Di mano in mano, così Gesù, come un oggetto: dalle mani di Giuda a quelle di Anna, da Anna a Caifa, da Caifa a Pilato, da Pilato ai flagellatori e poi ancora a Pilato che finisce per consegnarlo “perché fosse crocifisso”. E poi alle mie mani, alle tue, a quelle di ciascun uomo.

Davvero vorremmo avere un po’ della fede di Francesco d’Assisi, il quale desiderava sentire dentro di sé due cose: l’umiltà dell’Incarnazione del Figlio di Dio e la carità della sua Passione. Già, la carità, quella di chi continua a consegnarsi proprio a chi non è più in grado di discernere cosa c’è veramente in gioco e, perciò, finisce per tradire proprio colui che pocanzi diceva di amare.

Nel pretorio di Pilato mai silenzio fu più eloquente! A chi sa che la sua vita è segno della verità che l’ha animata, non occorre più usare le parole: per questo, Gesù non accusa, non protesta, non si difende. Questo suo modo di fare è la più grande testimonianza di chi è davvero. La sua serenità e il suo non essere turbato restano la provocazione più grande per chi si prende gioco di lui. Non così Pilato: crede di essere libero e di disporre delle vite altrui e, invece, è vittima della paura e schiavo degli umori della folla. Che cos’è la libertà? Fare ciò che si vuole o volere ciò che si fa?

Davvero la vita del Figlio di Dio è da leggere a partire dalla categoria della consegna.

Consegnato dal Padre al mondo che egli aveva tanto amato da dargli il Figlio, così aveva detto un giorno Gesù a Nicodemo.

Consegnato dallo Spirito al grembo di Maria, esponendosi sin da subito al mistero dell’umana libertà che, in questo caso, divenne terra accogliente e amorevole.

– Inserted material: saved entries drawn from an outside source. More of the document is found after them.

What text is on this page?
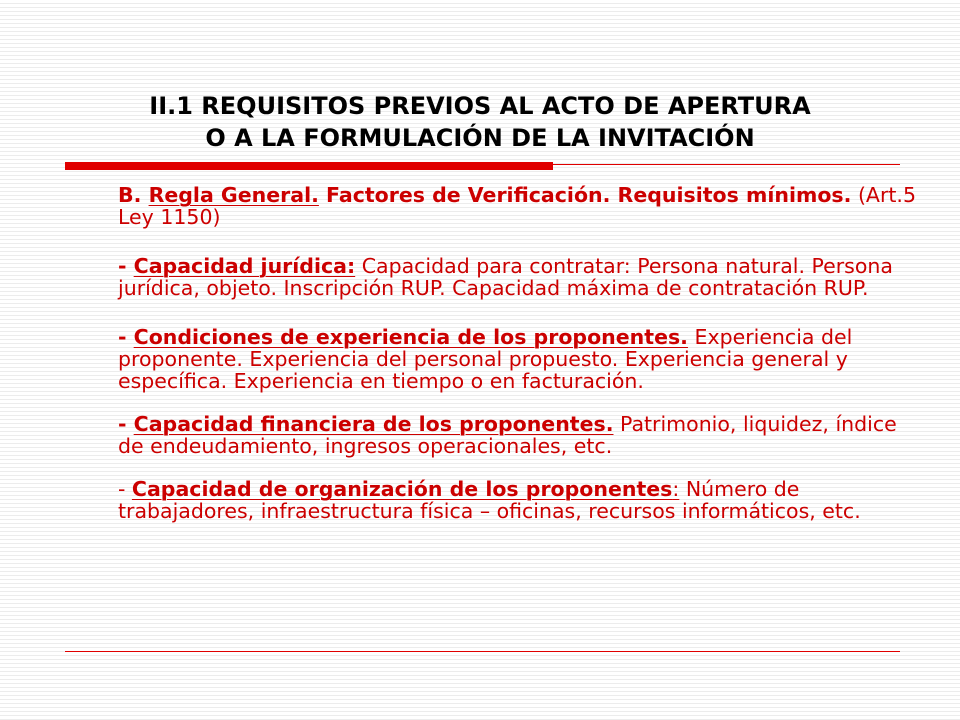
II.1 REQUISITOS PREVIOS AL ACTO DE APERTURA
O A LA FORMULACIÓN DE LA INVITACIÓN

B. Regla General. Factores de Verificación. Requisitos mínimos. (Art.5 Ley 1150)

- Capacidad jurídica: Capacidad para contratar: Persona natural. Persona jurídica, objeto. Inscripción RUP. Capacidad máxima de contratación RUP.

- Condiciones de experiencia de los proponentes. Experiencia del proponente. Experiencia del personal propuesto. Experiencia general y específica. Experiencia en tiempo o en facturación.

- Capacidad financiera de los proponentes. Patrimonio, liquidez, índice de endeudamiento, ingresos operacionales, etc.

- Capacidad de organización de los proponentes: Número de trabajadores, infraestructura física – oficinas, recursos informáticos, etc.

Consegnato alle mani del premuroso Giuseppe dal quale apprese l’arte del non prevaricare.

Consegnato alla disponibilità o al rifiuto di chi avrebbe potuto offrirgli un rifugio di fortuna nella notte di Betlemme.

Consegnato al silenzio e all’insignificanza di Nazaret così da ritessere nell’umiltà la storia di ogni uomo.

Consegnato dallo Spirito al deserto della prova, poi ancora a quanti avevano bisogno di essere risanati nel corpo e nello spirito, poi ai discepoli che tra fiducia e incomprensione impareranno cosa vuol dire non tirarsi indietro.

Consegnato nelle mani dell’amico che lo tradisce e di quello che lo rinnega. Infine consegnato sull’albero della croce così da abbracciare tutti coloro che non sanno quello che fanno.

“L’amore non è amato”, così andrà ripetendo ancora Francesco d’Assisi, “l’amore non è amato”: la gente non sa che farsene di uno che si consegna per amore e per questo lo scarica, lo tradisce, lo rinnega, lo abbandona.

Proprio perché nessuno equivocasse, quando aveva usato la similitudine del pastore aveva detto a proposito della sua vita: “Nessuno me la toglie, ma la offro da me stesso, poiché ho il potere di offrirla e il potere di riprenderla di nuovo” (Gv 10,18). È proprio dell’amore consegnarsi, non trattenere nulla, non risparmiarsi. E la sua consegna è senza condizioni, senza recriminazioni, senza rivendicazioni. Se anche Pilato avesse deciso di liberarlo, come del resto era in suo potere fare, Cristo non se ne sarebbe andato: a tenere legate le sue mani, infatti, non era una corda. Ben altro era il legame che lo vincolava a noi, il suo stesso amore per il Padre, quello dal quale nessuna cosa al mondo potrà mai separarci. Il Pilato di sempre fatica a comprendere che l’amore possa giungere a tanto, cioè a non avere più nulla da difendere se non coloro che ama.

A tutta prima, sul banco degli imputati c’è Gesù, ma a ben guardare, alla fine sul banco degli imputati c’è Pilato e ciascuno di noi. Il silenzio di Gesù è lì a chiederci: cosa ne fai di un Dio che si consegna nelle tue mani?